For those who are dead and haven't paid any attention for the past what seems like fourteen years, today is election day. It's a mid-term election, where we vote for congressmen and about a third of our Senators, in addition to most governors and state legislatures.
I encourage you to get out to vote. More importantly, however, I encourage you to be knowledgeable of the issues and candidates. Here's the tough love part, though: If you don't know enough about either, stay home.
I suppose I should be a democracy advocate, but I'm also part economist. Economics states that voting is fairly wasteful--the amount of time and effort you put into researching voting is not worth the negligible impact you'll have at the polls. Of course, I've always found this argument to be specious. A lot of people enjoy the act of voting, if for no other reason than they fulfill a civic duty, and this is a fairly powerful (and, to me, legitimate) incentive. If nothing else, there is a certain charm to the thought that all voters in our country are gathering together and doing what a lot of individuals in the world cannot all on the same day.*
However, I also spent four years as an election inspector--you know, the old ladies that sit at the voting table and hand you your ballot or card and make sure your out-of-date driver's license looks like you and offers you a nut roll after you've pulled your lever. I was one of those ladies. And while it's an interesting experience and I'm glad I did it and encourage other people to do it as well, it also made me a bit apprehensive. The proportion of voters who walk in and the first time they have ever looked at the candidates is when they enter the election station is alarmingly large. They are effectively voting randomly, or at the very least solely by party. Party voting is fine--I, myself, find it a touch lazy, but I understand those whose circumference of issue preference isn't going to fall very often on the opposite side, so I don't condemn it too much. However, when it comes to voting for state and local elections, where the impact may in fact be far greater to your day-to-day life and the party line sufficiently diffused as to be meaningless, it pays to educate yourself first.
My impression as a voting inspector made me feel as though my vote was worth much less than it should, because if a significant percentage of the voters are voting because the last name of a candidate sounds like a guy they had a crush on in middle school, then why bother?
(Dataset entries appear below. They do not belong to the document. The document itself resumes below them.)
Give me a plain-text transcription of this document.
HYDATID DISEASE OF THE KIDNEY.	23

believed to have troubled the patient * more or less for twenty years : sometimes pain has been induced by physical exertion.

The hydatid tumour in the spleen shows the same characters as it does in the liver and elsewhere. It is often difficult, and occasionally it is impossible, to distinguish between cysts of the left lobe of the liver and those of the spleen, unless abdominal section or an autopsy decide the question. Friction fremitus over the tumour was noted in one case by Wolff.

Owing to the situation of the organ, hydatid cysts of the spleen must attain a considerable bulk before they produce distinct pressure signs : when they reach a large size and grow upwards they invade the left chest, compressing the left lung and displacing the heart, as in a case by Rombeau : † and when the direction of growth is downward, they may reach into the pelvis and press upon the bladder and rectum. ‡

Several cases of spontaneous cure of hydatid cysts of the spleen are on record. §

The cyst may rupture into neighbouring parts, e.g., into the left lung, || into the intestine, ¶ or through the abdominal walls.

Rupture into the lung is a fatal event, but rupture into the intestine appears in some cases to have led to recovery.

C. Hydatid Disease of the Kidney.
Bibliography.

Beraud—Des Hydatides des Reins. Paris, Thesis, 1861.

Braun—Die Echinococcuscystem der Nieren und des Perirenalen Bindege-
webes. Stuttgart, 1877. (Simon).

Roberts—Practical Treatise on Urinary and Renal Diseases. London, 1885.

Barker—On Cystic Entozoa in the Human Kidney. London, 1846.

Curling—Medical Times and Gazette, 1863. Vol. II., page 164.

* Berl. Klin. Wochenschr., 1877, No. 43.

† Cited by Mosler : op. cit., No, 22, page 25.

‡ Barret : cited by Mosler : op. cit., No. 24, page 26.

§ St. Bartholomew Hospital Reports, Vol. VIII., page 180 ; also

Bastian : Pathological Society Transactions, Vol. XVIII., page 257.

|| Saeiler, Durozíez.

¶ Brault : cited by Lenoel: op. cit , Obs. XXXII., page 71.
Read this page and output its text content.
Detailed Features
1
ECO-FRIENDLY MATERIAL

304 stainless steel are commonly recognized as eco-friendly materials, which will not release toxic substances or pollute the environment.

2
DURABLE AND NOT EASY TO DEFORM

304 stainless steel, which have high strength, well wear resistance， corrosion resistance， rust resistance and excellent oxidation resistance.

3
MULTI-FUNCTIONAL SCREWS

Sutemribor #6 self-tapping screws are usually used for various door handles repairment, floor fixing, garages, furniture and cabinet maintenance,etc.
The only thing that kept me from throwing my hands up on the whole ordeal is that there is a more or less same percentage that's going to fall on both sides, so all of those randomly selected votes cancel each other out.
Don't get me wrong--I want everyone to vote. But I also want everyone to be educated enough about the issues and candidates before they vote. I don't want to discourage anyone from voting, but I would rather encourage people to do the math, as it were. And this is probably an elitist thing to say, but I would rather have 60% turnout of moderately informed voters than 95% disinterested voters. This is why when people consider it a shame that not everyone votes I don't mind so much--if 30-40% of the electorate isn't interested in voting in the first place, their seemingly random voting patterns are going to counter each other and the end result is the same anyway.--if nothing else, it makes the process more random and unfair.
And, of course, there is that libertarian dynamic in me--what business is it of mine how people choose to vote? If someone feels that it's the best thing for America if all of the candidates are chosen by alphabetical order, well, if enough people think that, then that's what is best for America.
The Pledge: Voting is one of the fundamental building blocks of our country--our democracy is just as flawed as how we vote.